O texto do escritor Palmarí de Lucena analisa como Donald Trump e Jair Bolsonaro utilizam o discurso da liberdade de expressão para justificar ataques às instituições democráticas e evitar responsabilização judicial. “Ambos se apresentam como vítimas políticas, mas suas ações revelam estratégias de desinformação, chantagem e fuga. A verdadeira liberdade exige responsabilidade — algo que seus seguidores preferem ignorar”, pontua. Confira íntegra…

Nos últimos anos, uma narrativa bem ensaiada tem ganhado força nos discursos da nova direita: a de que vivemos uma era de censura judicial, de perseguição a ideias e de asfixia da liberdade de expressão. Os protagonistas dessa história — Donald Trump, nos Estados Unidos, e Jair Bolsonaro, no Brasil — se apresentam como vítimas de um sistema autoritário que não tolera suas opiniões.
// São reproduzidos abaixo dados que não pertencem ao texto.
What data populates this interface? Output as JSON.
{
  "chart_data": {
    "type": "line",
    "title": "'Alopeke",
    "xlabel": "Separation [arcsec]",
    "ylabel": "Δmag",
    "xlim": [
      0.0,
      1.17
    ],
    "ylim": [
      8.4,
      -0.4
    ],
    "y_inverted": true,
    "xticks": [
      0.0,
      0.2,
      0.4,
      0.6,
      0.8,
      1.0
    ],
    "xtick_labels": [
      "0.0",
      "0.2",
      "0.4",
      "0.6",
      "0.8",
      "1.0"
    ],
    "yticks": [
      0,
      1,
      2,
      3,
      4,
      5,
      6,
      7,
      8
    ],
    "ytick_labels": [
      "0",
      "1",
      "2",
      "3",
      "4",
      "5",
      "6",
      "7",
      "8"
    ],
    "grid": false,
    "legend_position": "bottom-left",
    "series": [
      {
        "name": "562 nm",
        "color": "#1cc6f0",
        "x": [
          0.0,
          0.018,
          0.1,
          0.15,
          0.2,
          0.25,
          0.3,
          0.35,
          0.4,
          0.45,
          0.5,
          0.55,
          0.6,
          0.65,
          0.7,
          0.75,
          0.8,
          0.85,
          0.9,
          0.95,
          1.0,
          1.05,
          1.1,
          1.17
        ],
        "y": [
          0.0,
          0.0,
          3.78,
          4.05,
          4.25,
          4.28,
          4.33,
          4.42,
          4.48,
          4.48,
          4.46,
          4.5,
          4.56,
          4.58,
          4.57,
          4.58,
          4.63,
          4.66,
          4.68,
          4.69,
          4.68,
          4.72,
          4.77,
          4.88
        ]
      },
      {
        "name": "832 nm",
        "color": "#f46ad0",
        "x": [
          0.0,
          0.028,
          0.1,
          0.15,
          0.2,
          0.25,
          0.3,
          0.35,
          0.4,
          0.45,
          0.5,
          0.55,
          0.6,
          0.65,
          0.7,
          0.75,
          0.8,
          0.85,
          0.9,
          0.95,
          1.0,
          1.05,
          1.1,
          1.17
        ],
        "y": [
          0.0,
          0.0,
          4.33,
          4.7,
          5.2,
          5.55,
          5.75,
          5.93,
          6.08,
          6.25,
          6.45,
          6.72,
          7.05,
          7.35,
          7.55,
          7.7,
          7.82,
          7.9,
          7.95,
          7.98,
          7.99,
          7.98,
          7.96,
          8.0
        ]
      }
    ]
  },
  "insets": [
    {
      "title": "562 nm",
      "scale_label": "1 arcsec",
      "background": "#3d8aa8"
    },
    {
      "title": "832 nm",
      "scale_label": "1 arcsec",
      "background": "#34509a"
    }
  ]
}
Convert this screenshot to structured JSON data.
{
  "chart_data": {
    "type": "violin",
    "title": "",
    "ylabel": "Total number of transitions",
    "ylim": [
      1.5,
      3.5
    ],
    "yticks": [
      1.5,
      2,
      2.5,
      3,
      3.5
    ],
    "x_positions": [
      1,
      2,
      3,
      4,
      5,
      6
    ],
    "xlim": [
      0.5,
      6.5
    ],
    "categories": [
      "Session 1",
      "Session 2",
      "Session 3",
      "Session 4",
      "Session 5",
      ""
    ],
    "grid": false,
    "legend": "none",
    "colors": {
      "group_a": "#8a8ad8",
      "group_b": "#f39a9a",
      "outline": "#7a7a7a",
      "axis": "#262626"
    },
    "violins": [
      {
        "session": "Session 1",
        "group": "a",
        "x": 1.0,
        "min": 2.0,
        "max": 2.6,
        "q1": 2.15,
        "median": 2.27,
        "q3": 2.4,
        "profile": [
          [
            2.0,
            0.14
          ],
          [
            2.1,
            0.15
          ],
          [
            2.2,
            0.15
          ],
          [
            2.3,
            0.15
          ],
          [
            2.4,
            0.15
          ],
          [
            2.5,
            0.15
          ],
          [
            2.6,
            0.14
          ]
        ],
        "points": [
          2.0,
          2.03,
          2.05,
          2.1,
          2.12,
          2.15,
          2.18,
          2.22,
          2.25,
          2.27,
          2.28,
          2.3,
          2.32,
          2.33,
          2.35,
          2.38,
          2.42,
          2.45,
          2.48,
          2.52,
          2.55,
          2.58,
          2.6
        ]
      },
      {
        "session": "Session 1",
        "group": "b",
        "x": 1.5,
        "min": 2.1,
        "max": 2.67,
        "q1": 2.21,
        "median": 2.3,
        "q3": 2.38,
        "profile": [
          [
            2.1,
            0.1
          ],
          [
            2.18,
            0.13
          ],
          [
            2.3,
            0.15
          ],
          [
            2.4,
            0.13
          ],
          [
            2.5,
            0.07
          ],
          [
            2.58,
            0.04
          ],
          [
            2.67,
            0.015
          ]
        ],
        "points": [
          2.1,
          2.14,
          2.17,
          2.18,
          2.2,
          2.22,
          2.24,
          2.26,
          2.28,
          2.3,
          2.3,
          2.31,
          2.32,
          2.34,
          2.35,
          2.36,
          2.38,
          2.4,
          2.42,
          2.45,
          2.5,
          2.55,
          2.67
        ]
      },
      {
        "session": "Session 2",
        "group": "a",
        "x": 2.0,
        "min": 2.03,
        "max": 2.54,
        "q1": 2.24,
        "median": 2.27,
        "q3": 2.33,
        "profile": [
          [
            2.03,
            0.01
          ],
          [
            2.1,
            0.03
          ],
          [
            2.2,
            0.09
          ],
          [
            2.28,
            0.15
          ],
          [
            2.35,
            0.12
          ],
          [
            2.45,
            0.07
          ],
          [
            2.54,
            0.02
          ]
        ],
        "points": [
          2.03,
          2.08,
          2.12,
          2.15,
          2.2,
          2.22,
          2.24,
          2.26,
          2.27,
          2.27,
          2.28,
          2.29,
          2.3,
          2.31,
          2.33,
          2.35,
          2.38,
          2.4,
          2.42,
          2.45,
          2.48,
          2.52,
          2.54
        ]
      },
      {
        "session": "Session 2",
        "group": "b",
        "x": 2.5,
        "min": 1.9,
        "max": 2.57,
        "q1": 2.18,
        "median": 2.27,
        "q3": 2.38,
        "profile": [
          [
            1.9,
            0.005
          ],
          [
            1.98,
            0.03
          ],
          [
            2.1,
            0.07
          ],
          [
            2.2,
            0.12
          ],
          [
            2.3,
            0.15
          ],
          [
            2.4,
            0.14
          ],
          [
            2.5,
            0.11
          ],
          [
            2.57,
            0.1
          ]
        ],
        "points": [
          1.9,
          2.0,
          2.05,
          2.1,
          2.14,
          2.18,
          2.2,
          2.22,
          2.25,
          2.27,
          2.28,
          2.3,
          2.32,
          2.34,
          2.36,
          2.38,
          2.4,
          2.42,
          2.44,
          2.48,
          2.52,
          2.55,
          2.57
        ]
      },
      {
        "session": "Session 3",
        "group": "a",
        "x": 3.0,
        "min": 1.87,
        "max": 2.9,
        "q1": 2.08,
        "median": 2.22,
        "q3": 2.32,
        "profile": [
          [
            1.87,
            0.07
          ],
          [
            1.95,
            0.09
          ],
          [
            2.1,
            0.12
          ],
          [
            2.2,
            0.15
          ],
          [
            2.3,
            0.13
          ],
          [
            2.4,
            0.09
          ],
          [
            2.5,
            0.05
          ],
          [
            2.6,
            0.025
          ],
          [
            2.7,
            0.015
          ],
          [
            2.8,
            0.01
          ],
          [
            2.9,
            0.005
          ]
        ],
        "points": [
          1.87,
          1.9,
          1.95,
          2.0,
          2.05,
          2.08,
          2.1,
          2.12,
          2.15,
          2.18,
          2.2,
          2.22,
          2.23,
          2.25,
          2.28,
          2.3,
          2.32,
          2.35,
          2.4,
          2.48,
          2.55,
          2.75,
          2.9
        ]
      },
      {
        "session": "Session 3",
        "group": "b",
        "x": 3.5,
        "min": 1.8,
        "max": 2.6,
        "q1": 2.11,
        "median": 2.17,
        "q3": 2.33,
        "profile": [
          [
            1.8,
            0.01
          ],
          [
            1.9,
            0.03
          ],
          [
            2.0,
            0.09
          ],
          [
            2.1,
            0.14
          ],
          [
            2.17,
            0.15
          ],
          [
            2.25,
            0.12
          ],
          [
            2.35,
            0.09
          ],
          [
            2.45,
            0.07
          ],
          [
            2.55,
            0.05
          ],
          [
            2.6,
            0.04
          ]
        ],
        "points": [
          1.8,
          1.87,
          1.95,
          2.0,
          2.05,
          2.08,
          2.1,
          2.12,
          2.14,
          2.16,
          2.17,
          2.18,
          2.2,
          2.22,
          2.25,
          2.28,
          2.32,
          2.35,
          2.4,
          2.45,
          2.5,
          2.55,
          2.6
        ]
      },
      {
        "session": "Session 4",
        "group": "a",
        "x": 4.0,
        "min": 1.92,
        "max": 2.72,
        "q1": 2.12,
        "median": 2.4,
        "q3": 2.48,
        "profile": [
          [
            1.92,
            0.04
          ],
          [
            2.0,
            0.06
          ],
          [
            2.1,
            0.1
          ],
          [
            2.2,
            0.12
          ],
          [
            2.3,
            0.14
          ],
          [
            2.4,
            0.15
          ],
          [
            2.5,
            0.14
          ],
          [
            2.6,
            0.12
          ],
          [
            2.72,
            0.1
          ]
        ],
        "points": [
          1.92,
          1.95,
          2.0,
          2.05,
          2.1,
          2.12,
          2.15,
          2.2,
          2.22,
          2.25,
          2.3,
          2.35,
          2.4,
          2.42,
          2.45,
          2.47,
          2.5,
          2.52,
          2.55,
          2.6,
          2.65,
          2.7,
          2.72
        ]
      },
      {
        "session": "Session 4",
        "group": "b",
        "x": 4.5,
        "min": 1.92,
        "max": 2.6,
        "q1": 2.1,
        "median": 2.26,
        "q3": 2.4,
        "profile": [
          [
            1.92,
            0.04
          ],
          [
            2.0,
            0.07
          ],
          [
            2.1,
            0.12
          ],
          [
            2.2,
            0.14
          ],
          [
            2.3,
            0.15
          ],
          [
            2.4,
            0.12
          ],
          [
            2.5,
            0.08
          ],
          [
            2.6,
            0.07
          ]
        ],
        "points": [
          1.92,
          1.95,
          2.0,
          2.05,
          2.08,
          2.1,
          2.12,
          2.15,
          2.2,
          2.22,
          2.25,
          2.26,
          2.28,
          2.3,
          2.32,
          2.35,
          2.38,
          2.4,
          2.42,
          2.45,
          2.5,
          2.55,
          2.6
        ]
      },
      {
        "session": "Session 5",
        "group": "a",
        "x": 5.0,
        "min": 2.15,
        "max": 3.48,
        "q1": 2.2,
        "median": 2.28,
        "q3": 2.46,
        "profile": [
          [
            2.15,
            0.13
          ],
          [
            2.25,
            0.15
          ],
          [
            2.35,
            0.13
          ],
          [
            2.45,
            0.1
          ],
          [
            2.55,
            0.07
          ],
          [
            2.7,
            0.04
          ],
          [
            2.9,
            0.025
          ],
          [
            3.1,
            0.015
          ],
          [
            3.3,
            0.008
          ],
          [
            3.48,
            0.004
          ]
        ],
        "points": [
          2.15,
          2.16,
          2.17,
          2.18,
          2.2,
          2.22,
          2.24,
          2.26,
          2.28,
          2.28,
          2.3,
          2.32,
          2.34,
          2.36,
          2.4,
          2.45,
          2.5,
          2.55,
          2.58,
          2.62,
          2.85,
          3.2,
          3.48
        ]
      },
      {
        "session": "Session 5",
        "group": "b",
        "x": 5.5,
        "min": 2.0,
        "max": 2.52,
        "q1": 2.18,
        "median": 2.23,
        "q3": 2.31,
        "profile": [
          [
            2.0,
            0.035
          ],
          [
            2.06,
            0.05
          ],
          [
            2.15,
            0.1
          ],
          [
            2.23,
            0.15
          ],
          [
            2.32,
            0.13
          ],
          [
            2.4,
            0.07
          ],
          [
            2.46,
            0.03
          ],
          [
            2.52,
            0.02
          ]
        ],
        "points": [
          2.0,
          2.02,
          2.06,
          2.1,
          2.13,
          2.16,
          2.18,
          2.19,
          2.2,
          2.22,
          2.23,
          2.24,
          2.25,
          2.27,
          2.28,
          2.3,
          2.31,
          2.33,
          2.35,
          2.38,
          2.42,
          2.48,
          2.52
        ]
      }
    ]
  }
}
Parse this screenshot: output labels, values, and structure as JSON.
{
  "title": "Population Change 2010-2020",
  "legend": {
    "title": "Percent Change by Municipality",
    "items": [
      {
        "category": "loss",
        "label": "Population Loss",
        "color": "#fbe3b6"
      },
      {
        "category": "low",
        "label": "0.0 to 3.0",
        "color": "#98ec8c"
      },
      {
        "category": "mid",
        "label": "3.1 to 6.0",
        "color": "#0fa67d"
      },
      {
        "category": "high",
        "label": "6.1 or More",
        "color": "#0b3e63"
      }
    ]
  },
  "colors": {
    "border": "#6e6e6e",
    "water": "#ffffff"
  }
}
Mas basta olhar de perto para entender que a realidade é outra.

Trump, mesmo condenado por crimes graves, continua a disseminar mentiras sobre as eleições, atacar a imprensa e sabotar a confiança nas instituições democráticas. E agora, do alto de sua influência, pressiona setores políticos e econômicos dos EUA para interferirem em assuntos internos de outros países. O recente tarifaço sobre produtos brasileiros, como suco de laranja e café, foi defendido por aliados trumpistas como resposta à “perseguição” a Bolsonaro. Uma chantagem econômica disfarçada de doutrina moral.

No Brasil, a estratégia é parecida. Bolsonaro e seus aliados seguem mobilizados — mesmo fora do poder — para deslegitimar decisões judiciais, atacar ministros do STF e alimentar a narrativa de que o país vive sob um regime opressor. Ignoram, é claro, os anos em que jornalistas foram agredidos, servidores técnicos demitidos por discordar do governo, e redes de desinformação operaram com apoio de figuras próximas ao Planalto.

O curioso é que aqueles que hoje acusam o Judiciário de censura são os mesmos que, no poder, atacaram a liberdade de imprensa, desqualificaram adversários e fizeram da mentira uma ferramenta de governo.

Trump e Bolsonaro compartilham mais do que estilo: compartilham uma estratégia. Usam a retórica da liberdade para defender a própria impunidade. Transformam o contraditório em inimigo e qualquer tentativa de responsabilização jurídica em “perseguição política”. E, quando confrontados com os limites da lei, fogem.

Trocam o discurso de valentia por vitimismo. Mudam de país, acionam advogados, buscam palco no exterior — e seguem promovendo desinformação à distância, como se fossem exilados políticos. Mas a verdade é mais simples e mais dura: o verdadeiro exílio desses líderes não é geográfico — é moral.

Liberdade de expressão não é licença para sabotar a democracia, nem salvo-conduto para propagar o ódio, a mentira e a desinformação. Quando a Justiça age dentro dos marcos da Constituição, não há censura — há defesa da ordem democrática.

Não se engane: quem foge do país para escapar da Justiça e continua a semear o caos de longe não é mártir — é covarde. E quem impõe sanções econômicas para proteger aliados autoritários não está defendendo a liberdade: está chantageando um país por cumprir sua Constituição.

A democracia exige liberdade, sim. Mas também exige responsabilidade. E é justamente essa parte que os “libertários” autoritários preferem ignorar.